Bersedekap dada Rana dengan senyuman kecut dan alis kanan terangkat, "terus aku harus jaga perasaan siapa? Pacarmu? Kenal saja enggak," sahut Rana terkekeh rendah.

Sahutan yang membuat Kal sontak membisu dengan mulut sedikit terbuka, sangat tidak menyangka Kal akan berjumpa dengan wanita yang tidak memikirkan sesamanya, "ya sudah urus saja pacarmu dulu, terus hubungi aku kalau sudah selesai. Biar kita bahas lag ...."

"Enggak!" seru Kal cepat memotong ujaran Rana, "gue janji bakal selesaikan dia malam ini, tapi kita bahas kesepakatannya sekarang," lanjutnya membuat Rana merengutkan bibir sejenak.

"Oke. Aku sederhana saja sih, hubungan ini enggak ada seks, tidak ada kewajiban memberi nafkah, tidak ada hak menerima nafkah, jangan ganggu ketenangan hidupku, jangan merusak nama baik keluarga besarku, jangan melebihi batas privasi, dan batas privasi itu selayaknya teman biasa," papar Rana menyebutkan kesepakatan yang ia inginkan.

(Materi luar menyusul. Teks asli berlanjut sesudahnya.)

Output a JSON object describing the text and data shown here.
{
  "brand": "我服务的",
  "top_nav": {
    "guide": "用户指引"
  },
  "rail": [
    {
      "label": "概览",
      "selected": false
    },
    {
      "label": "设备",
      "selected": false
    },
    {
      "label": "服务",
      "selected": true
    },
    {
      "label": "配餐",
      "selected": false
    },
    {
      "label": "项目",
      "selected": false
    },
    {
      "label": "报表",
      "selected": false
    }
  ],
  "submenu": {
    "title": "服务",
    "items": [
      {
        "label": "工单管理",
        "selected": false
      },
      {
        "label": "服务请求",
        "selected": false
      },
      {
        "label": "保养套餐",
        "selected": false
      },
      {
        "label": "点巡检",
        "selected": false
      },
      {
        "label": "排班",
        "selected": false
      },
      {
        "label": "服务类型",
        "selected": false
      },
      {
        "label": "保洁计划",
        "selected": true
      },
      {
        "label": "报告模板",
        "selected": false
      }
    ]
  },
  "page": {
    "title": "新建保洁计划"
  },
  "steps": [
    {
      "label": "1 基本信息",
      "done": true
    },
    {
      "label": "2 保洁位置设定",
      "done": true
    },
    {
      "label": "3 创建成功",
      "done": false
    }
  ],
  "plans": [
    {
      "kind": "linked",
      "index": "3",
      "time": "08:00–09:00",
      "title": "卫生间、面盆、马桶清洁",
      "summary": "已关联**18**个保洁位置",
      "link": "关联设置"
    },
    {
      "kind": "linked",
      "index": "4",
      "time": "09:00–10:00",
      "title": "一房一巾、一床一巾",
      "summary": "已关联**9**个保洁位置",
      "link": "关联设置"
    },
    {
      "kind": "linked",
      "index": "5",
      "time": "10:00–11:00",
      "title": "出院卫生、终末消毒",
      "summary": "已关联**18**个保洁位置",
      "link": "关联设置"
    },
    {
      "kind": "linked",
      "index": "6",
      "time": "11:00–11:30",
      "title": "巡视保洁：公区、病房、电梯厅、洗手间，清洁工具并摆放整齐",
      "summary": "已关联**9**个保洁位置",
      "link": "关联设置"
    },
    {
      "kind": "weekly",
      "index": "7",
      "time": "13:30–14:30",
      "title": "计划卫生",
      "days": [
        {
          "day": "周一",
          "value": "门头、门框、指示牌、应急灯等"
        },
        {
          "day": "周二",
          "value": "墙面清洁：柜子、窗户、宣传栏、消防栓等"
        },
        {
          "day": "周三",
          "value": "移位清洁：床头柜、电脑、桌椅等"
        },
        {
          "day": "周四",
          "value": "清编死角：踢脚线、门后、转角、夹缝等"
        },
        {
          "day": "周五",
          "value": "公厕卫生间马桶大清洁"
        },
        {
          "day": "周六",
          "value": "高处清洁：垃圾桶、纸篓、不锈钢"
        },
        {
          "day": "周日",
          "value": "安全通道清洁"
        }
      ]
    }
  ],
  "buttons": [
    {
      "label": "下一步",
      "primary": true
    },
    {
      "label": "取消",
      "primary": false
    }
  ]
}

Pembicaraan serius yang ternyata tidak terasa seperti suatu keseriusan, "oke, untuk gue juga sederhana. Lo cukup jangan ganggu urusan gue, jangan usik pertemanan gue, dan saling membantu sebagaimana manusia," jawab Kal mengikuti gaya Rana dalam menyebutkan kesepakatan yang akan dimulai sejak akad pernikahan disahkan.

"Yakin?" tukas Rana bersandar di badan mobilnya dengan kedua tangan tetap bersedekap, "gue bikin malam ini juga," lanjutnya membuat Kal mengangguk.

"Ya," jawab Kal singkat, dalam pikirnya hanya ingin terlihat sebagaimana laki-laki, walau dada ini berdegup kencang dan merasa serba salah untuk berhadapan dengan Rana.

"Oke," pungkas si Kepala Humas itu kemudian masuk ke dalam mobilnya, dan membunyikan klakson singkat sebelum melajukan kendaraan roda empat, meninggalkan Kal yang sontak menghela napas.

"Gimana cara itu orang bisa hidup?" gumam Kal bergegas ke tangga darurat parkiran bawah tanah yang mengarah langsung keluar gedung, sebab mobilnya terparkir di area belakang gedung.

Langkah santai cenderung cepat khas laki-laki membawa Kal keluar dari parkiran bawah tanah, tangannya bergerak mengambil ponsel di saku celana dan menekan satu kontak untuk dihubungi, "gue sudah hampir berhasil, jadi lo siapkan hadiahnya."

Belum terdengar jawaban dari sosok yang dihubunginya, tanda merah pada layar ponsel sudah ditekan dengan wajah lelah, "coba saja kamu enggak begitu, Fa," lirihnya seorang diri seraya menatap kosong parkiran di belakang gedung, tepat sebelum Kal menghela napas singkat lalu bergegas masuk ke dalam mobil.